However, Bell makes clear that unfairness can occur in a trial with no fault on the part of the judge. Eagleson wrote:
“Defendant also contends he was denied a fair trial because the judge failed to intervene sua sponte to curb the misconduct of the prosecutor during closing arguments. While it is the duty of the judge to ‘control all proceedings during the trial, and to limit ... the argument of counsel to relevant and material matters’ (§1044), we do not expect the judge to correct each instance of misconduct on his own motion….Counsel are allowed considerable discretion in presenting and arguing their case, just as opposing counsel are permitted to determine in the first instance whether and when to object to any perceived abuse of that discretion. In this setting the role of the judge is somewhat restricted, although he must be more than a bystander or umpire and has a duty to assure a fair trial, he is not required to identify as misconduct, or correct sua sponte, improper prosecutorial argument.”

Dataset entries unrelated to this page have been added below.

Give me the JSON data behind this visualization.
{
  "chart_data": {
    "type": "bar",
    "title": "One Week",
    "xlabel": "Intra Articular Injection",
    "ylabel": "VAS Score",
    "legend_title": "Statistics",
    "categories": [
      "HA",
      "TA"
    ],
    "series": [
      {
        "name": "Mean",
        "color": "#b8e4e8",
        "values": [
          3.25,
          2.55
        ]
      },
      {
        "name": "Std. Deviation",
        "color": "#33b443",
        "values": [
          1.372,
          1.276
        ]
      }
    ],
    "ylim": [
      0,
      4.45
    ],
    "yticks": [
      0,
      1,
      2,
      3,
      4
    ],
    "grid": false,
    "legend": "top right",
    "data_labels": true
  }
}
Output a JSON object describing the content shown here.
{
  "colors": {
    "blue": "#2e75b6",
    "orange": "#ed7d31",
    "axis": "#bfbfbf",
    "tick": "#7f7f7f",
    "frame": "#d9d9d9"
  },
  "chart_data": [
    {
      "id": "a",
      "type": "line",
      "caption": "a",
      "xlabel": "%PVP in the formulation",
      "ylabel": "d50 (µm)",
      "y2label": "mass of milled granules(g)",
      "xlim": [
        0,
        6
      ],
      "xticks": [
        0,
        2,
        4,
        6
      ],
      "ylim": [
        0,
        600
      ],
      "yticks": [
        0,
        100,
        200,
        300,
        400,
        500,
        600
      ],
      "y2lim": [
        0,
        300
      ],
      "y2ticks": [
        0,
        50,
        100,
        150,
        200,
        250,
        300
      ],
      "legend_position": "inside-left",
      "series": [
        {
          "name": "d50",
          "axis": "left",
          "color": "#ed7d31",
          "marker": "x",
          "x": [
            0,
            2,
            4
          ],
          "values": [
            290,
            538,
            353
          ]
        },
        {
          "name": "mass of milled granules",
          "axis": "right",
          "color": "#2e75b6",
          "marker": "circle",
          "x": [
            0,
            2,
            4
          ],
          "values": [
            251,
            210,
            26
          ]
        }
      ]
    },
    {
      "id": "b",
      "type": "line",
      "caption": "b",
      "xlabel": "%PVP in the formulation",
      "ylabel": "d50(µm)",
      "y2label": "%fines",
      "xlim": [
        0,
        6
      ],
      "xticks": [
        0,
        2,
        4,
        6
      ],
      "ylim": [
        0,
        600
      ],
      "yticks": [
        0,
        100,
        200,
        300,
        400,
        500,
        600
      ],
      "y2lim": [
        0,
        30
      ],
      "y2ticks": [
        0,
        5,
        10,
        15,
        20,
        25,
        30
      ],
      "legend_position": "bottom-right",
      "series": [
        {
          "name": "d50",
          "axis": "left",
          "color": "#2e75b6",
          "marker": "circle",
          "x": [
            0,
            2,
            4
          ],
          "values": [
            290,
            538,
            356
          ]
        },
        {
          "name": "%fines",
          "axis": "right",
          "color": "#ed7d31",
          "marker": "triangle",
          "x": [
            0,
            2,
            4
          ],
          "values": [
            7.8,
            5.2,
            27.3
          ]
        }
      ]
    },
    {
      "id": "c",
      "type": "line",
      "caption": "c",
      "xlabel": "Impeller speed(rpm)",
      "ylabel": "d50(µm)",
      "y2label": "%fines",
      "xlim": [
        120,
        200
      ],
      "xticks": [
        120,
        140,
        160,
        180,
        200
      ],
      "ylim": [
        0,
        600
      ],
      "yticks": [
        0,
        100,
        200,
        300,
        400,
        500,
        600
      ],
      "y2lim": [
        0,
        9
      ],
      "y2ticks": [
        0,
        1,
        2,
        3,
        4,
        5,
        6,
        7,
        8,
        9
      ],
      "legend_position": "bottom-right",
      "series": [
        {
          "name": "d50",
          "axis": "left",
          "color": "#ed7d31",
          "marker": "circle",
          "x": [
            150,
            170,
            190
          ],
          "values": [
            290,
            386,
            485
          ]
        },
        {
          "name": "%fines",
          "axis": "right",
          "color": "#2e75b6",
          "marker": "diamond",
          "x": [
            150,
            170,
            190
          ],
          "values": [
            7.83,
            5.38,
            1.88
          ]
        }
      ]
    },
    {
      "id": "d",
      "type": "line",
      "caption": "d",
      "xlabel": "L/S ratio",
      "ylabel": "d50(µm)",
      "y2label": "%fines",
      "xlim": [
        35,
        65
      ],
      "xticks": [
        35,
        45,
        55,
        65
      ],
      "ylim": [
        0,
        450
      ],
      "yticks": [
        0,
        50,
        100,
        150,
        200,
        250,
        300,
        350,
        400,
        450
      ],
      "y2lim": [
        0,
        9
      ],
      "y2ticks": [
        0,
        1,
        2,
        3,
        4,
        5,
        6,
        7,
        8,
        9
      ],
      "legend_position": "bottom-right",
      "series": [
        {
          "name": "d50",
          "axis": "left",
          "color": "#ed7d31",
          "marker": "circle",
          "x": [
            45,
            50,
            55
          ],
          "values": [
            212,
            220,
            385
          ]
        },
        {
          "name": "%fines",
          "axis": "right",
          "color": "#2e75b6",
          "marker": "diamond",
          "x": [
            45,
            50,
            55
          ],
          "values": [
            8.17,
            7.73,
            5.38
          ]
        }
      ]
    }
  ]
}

Sims was wrong in finding that Hanson’s protest that his client had not received a fair trial was a slap at the judge. He was wrong in concluding that it was a contempt of court to portray negatively the role of counsel in the adversarial system. He was wrong in joining with his colleagues Consuelo Callahan and Harry Hull Jr. in denying writ relief.
Hanson told me he intends to seek review in the California Supreme Court, but expresses pessimism as to his chances of gaining an audience there. I wish him luck.